May is the last month of spring, and the fifth of the year. It is the month of rebirth, of fertility, of love; the month when nature puts on its finest show of bloom and pollination. It’s not a coincidence that May is the “Marian” month, the month devoted to the Virgin Mary, and that Mother’s Day falls within its dates. Everything is fat, healthy, teeming with aromas and colours – no surprise, then, that the name “May” comes from Maia, the Roman goddess of abundance and a symbol of the great giver, Mother Earth. 

For flower lovers, May is the closest thing to earthly paradise. The poppies unfurl, the fields turn yellow with the flowers of mustard and turnip. Here in Tuscany, almost everything is a riot of violet, be it the irises, the surfinias, the hyacinths, the roses...the list goes on, and we would risk boring you if we listed all the flowers (and allergies) that rear their heads in May. But we’ll linger for a little while on the rose, that extraordinary family of flora that has been cultivated and commented on since at least the Classical era. It oddly fell out of favour during the Middle Ages, only to come storming back in the Renaissance. Its ascent continues uninhibited to this day. Maybe this is why the word rosa is one of the few Italian words taken straight from Latin, rather than merely deriving from it. Those of us who studied Latin will remember rosa, rosam, rosae, rosae, rosa from the first declension. We all learned it by heart, drilled the melody of it into our memory. A thousand stories, symbols, anecdotes and curiosities swirl around the rose. There are poems, books and films dedicated to this flower. Everybody loves it, especially in May, when it is at its most truly alive.

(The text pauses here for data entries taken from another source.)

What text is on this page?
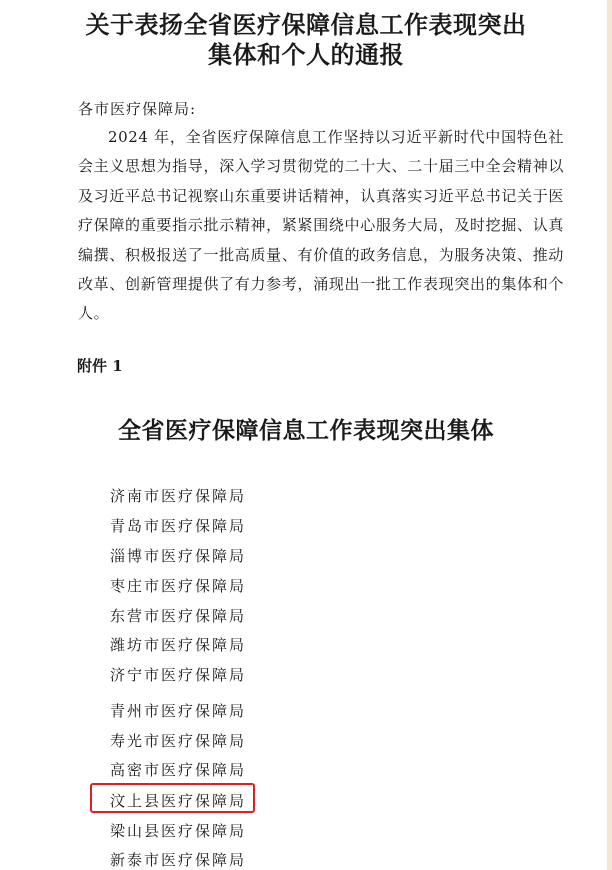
关于表扬全省医疗保障信息工作表现突出
集体和个人的通报
各市医疗保障局:
2024 年，全省医疗保障信息工作坚持以习近平新时代中国特色社会主义思想为指导，深入学习贯彻党的二十大、二十届三中全会精神以及习近平总书记视察山东重要讲话精神，认真落实习近平总书记关于医疗保障的重要指示批示精神，紧紧围绕中心服务大局，及时挖掘、认真编撰、积极报送了一批高质量、有价值的政务信息，为服务决策、推动改革、创新管理提供了有力参考，涌现出一批工作表现突出的集体和个人。
附件 1
全省医疗保障信息工作表现突出集体
济南市医疗保障局
青岛市医疗保障局
淄博市医疗保障局
枣庄市医疗保障局
东营市医疗保障局
潍坊市医疗保障局
济宁市医疗保障局
青州市医疗保障局
寿光市医疗保障局
高密市医疗保障局
汶上县医疗保障局
梁山县医疗保障局
新泰市医疗保障局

But first, let’s do our homework. We’re talking about the rosaceae, a modern label that includes some 150 species. Oh yes, roses can take practically any form: bushes, trees, climbers, creepers, runners. And the flowers? Well, they come in just about every colour: some are two-tone, even three-tone, and they always give off that heady rosey smell. They might be solitary or in clusters; they might be small, large, double-headed, and that’s before we start talking about the shape of them. Once the flower, then the fruit. Yes, roses do bear fruit: rosehips, as those in the know call them. They’re a type of berry, and even find an occasional place in the kitchen, for herbal teas and jams and the like. After all, we’ve all tried dog rose jelly, haven’t we?  Every rose has its thorn, they say. Lies, all lies: there are some species that don’t prick, though I must admit that I much prefer the idea of the spines, guarding the precious flower within. But the symbolism of the rose goes far beyond the thorns; in fact, it virtually never ends. Perhaps it’s the colour that defines it best: red roses stand for hot-blooded, carnal passion, and gentlemen of times gone by would traditionally gift a bunch of six red roses to their paramours. When the bunch contained not six but twelve flowers, it was cause for celebration, for twelve roses meant a marriage proposal.

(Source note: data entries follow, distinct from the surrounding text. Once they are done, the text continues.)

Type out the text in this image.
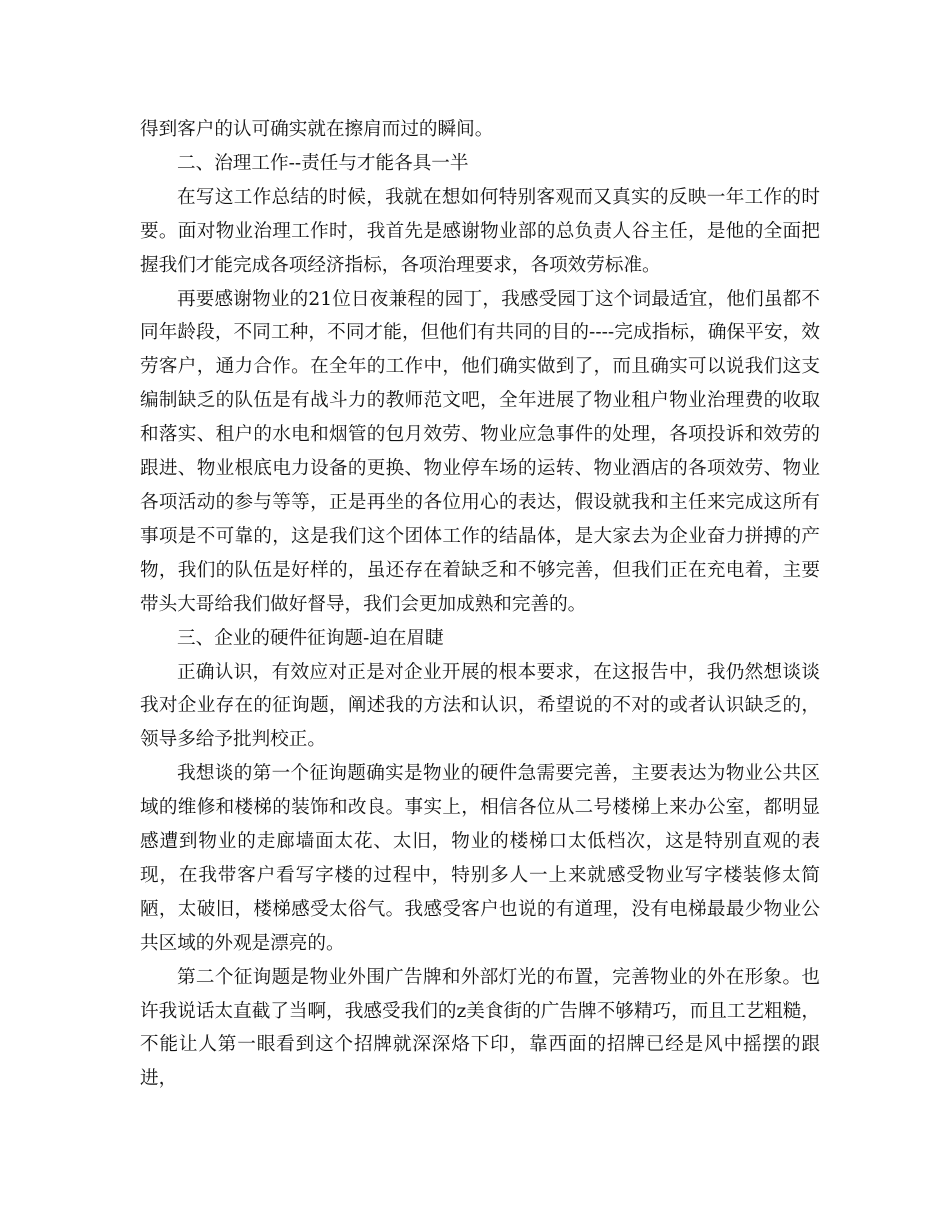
得到客户的认可确实就在擦肩而过的瞬间。

二、治理工作--责任与才能各具一半

在写这工作总结的时候，我就在想如何特别客观而又真实的反映一年工作的时要。面对物业治理工作时，我首先是感谢物业部的总负责人谷主任，是他的全面把握我们才能完成各项经济指标，各项治理要求，各项效劳标准。

再要感谢物业的21位日夜兼程的园丁，我感受园丁这个词最适宜，他们虽都不同年龄段，不同工种，不同才能，但他们有共同的目的----完成指标，确保平安，效劳客户，通力合作。在全年的工作中，他们确实做到了，而且确实可以说我们这支编制缺乏的队伍是有战斗力的教师范文吧，全年进展了物业租户物业治理费的收取和落实、租户的水电和烟管的包月效劳、物业应急事件的处理，各项投诉和效劳的跟进、物业根底电力设备的更换、物业停车场的运转、物业酒店的各项效劳、物业各项活动的参与等等，正是再坐的各位用心的表达，假设就我和主任来完成这所有事项是不可靠的，这是我们这个团体工作的结晶体，是大家去为企业奋力拼搏的产物，我们的队伍是好样的，虽还存在着缺乏和不够完善，但我们正在充电着，主要带头大哥给我们做好督导，我们会更加成熟和完善的。

三、企业的硬件征询题-迫在眉睫

正确认识，有效应对正是对企业开展的根本要求，在这报告中，我仍然想谈谈我对企业存在的征询题，阐述我的方法和认识，希望说的不对的或者认识缺乏的，领导多给予批判校正。

我想谈的第一个征询题确实是物业的硬件急需要完善，主要表达为物业公共区域的维修和楼梯的装饰和改良。事实上，相信各位从二号楼梯上来办公室，都明显感遭到物业的走廊墙面太花、太旧，物业的楼梯口太低档次，这是特别直观的表现，在我带客户看写字楼的过程中，特别多人一上来就感受物业写字楼装修太简陋，太破旧，楼梯感受太俗气。我感受客户也说的有道理，没有电梯最最少物业公共区域的外观是漂亮的。

第二个征询题是物业外围广告牌和外部灯光的布置，完善物业的外在形象。也许我说话太直截了当啊，我感受我们的z美食街的广告牌不够精巧，而且工艺粗糙，不能让人第一眼看到这个招牌就深深烙下印，靠西面的招牌已经是风中摇摆的跟进，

When white, roses symbolise rather different things – candour, purity, spiritual love – and when yellow, there’s jealousy in the air! Many people love the oldest rose species; for my part, I adore the dog rose, to the point of actually growing them myself. A lot of my friends are drawn to the sublime Chinese rose, while for others, Bourbon and Damask roses are the flower of choice. But de gustibus non disputandum est: there’s a rose to suit every taste. You can have this or that smell, this or that hue, this or that shape. At its heart, the rose is a synonym for beauty, and of the fleetingness of a life that must be lived, savoured with all the senses. Yes, roses bloom in May, but some of them make it into summer too, only then to age and wither. But they’re no less beautiful with lines and wrinkles; indeed, you can find some dried roses that are graceful, delicate masterpieces of beauty. Eventually they fall and die, but not before their spines have done battle with countless enemies, aphids chief among them. But almost always, they manage to rise again: every year, like an Arabian phoenix, their eternal beauty returns.